Она с вожделением представила себе голубоватый сырный пудинг, который часто подавали в столовой, и у неё заурчало в животе. По тому, как это блюдо действовало на её организм, Мариам предполагала что это белок в чистом виде.
— Поговорим, потом поедим, — сказал Жот. — У твоего народа есть легенды о тех, кто способен видеть будущее? — спросил он.
— Есть. Это случается очень редко, и полагаться на такие предсказания нельзя.
— Не более чем на зрение слепцов, — заметил учитель и вильнул длинным хвостом, накрытым подолом балахона. При этом в сознании музыковеда снова замелькали цвета, головокружение размыло границы поля зрения. Она зажмурилась и сосредоточилась на словах наставника.
— Точно так же мы, живущие во времени, не имеем органа чувств, предназначенного для восприятия времени, и потому никакие ощущения не связывают нас с восприятием времени. Понимаешь?
— Я… Я…
Саба запнулась. Снова навалились слабость и головокружение. Борясь с ним, она открыла глаза. Глаза защипало. У неё снова повысилась температура — так быстро.
— Думай, слушай, ощущай на вкус, — сказал учитель. — А теперь мы поедим.
«Вкус. Поесть».
Казалось, все слова теперь связаны между собой каким-то внутренним значением. Женщина попыталась постичь эту связь, но слабость не позволила, и она с благодарностью последовала за Жотом в столовую, где они сели завтракать вместе с остальными обитателями Дома знаний.
Рассвет посеребрил собирающиеся тучи, когда Росс выбрался из станции подземки, которой пользовались джекки, и побежал трусцой к нурайлскому общежитию. Теперь, когда его приключение закончилось, он чувствовал себя несколько потерянно. Мужчина ощущал волнение оттого, что начал действовать, к нему примешивалось чувство вины. Мердок понимал, что должен был выйти на связь. Жена будет сердиться. И она имела на это полное право.
Однако рациональное отношение к собственной вине не утешало, а перспектива скандала не радовала.
Когда он поравнялся со зданием общежития, некоторые из тех существ, которые тоже там жили, уже покидали свои комнаты и направлялись по своим делам.

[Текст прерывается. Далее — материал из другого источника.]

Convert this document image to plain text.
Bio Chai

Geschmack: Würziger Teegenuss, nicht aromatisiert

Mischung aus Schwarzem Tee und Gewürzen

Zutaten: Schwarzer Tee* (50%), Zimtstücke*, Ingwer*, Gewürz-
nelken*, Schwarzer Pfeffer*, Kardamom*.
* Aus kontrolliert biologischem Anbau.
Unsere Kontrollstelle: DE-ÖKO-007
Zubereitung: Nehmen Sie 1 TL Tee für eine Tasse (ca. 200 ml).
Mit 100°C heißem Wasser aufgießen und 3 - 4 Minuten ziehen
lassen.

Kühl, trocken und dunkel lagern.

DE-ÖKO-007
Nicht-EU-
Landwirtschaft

Росс, лавируя между ними, быстро поднялся вверх по пандусу. Искушения сразу отправиться на работу у него не было. Он решил, что уж лучше сразу предстать перед разгневанной супругой и побыстрее покончить со всем этим.
Он подошёл к комнате и открыл дверь.
Мердок не представлял, что может ожидать его за дверью, кроме разгневанной супруги. А увидел он Эвелин и Гордона, сидевших на полу по-турецки и увлечённо трудившихся при помощи своих ноутбуков. Рядом с ними на полу была разложена еда. Росс увидел голубоватую массу, на вкус чем-то напоминавшую пирожок с сыром, и сглотнул слюну. Ему вдруг жутко захотелось есть.
У него, однако, хватило сил оторвать взгляд от еды и посмотреть в карие глаза жены. Мердок встретился с её пристальным взглядом и увидел, что она… усмехается.
— Ну, — сказала женщина, — поскольку ты меня с собой не взял, как насчёт подробного отчёта?
— Конечно, — отозвался Росс. — А ты разве не злишься? То есть… если злишься, то имеешь право…
Эш едва заметно улыбнулся и промолчал.
Эвелин сказала:
— О, как только я удостоверилась в том, что с тобой все в порядке, то сразу перестала злиться.
— Что? — изумился Мердок.
Уголки губ Риордан раздвинулись шире.
— Михаил проводил меня к пещерам джекков, и я туда хорошенько заглянула — но не более того.
Росс шумно и медленно выдохнул:
— Ты…
— Я прогулялась, чтобы убедиться, что с тобой все в норме, — медленно, с расстановкой произнесла Эвелин. — Не сомневаюсь, ты бы поступил точно так же, если бы на приключения потянуло меня. Нам надо поговорить об этом, но позже. Сейчас всем пора на работу. Садись, позавтракай. Насколько я понимаю, джекки тебя не кормили?